32 “Do you suppose that the Romans will be as brave in
war as they are licentious in peace? To our strifes and discords they owe their
fame, and they turn the errors of an enemy to the renown of their own army, an
army which, composed as it is of every variety of nations, is held together by
success and will be broken up by disaster. These Gauls and Germans, and, I
blush to say, these Britons, who, though they lend their lives to support a
stranger’s rule, have been its enemies longer than its subjects, you cannot
imagine to be bound by fidelity and affection. Fear and terror there certainly
are, feeble bonds of attachment; remove them, and those who have ceased to fear
will begin to hate. All the incentives to victory are on our side. The Romans
have no wives to kindle their courage; no parents to taunt them with flight,
man have either no country or one far away. Few in number, dismayed by their ignorance,
looking around upon a sky, a sea, and forests which are all unfamiliar to them;
hemmed in, as it were, and enmeshed, the Gods have delivered them into our
hands. Be not frightened by the idle display, by the glitter of gold and of
silver, which can neither protect nor wound. In the very ranks of the enemy we
shall find our own forces. Britons will acknowledge their own cause; Gauls will
remember past freedom; the other Germans will abandon them, as but lately did
the Usipii.

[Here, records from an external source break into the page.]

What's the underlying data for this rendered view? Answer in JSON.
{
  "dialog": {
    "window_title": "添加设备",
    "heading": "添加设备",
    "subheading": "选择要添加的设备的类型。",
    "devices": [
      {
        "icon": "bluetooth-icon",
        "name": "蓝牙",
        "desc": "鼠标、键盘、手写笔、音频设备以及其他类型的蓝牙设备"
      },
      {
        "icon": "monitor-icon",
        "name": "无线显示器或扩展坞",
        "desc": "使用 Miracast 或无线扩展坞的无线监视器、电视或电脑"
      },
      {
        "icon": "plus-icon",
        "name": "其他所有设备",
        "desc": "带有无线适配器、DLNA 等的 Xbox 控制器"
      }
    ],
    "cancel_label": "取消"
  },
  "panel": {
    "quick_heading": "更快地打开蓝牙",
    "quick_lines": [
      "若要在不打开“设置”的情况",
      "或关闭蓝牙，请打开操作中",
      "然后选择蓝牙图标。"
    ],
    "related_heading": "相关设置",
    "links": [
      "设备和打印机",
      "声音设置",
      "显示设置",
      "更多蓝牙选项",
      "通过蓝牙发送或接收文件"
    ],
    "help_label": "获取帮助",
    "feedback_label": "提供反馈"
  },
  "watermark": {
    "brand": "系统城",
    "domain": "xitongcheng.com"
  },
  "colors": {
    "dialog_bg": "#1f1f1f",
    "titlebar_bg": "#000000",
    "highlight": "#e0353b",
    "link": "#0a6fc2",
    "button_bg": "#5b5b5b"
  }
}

Behind them there is nothing to dread. The forts are ungarrisoned;
the colonies in the hands of aged men; what with disloyal subjects and
oppressive rulers, the towns are ill-affected and rife with discord. On the one
side you have a general and an army; on the other, tribute, the mines, and all
the other penalties of an enslaved people. Whether you endure these for ever,
or instantly avenge them, this field is to decide. Think, therefore, as you
advance to battle, at once of your ancestors and of your posterity.”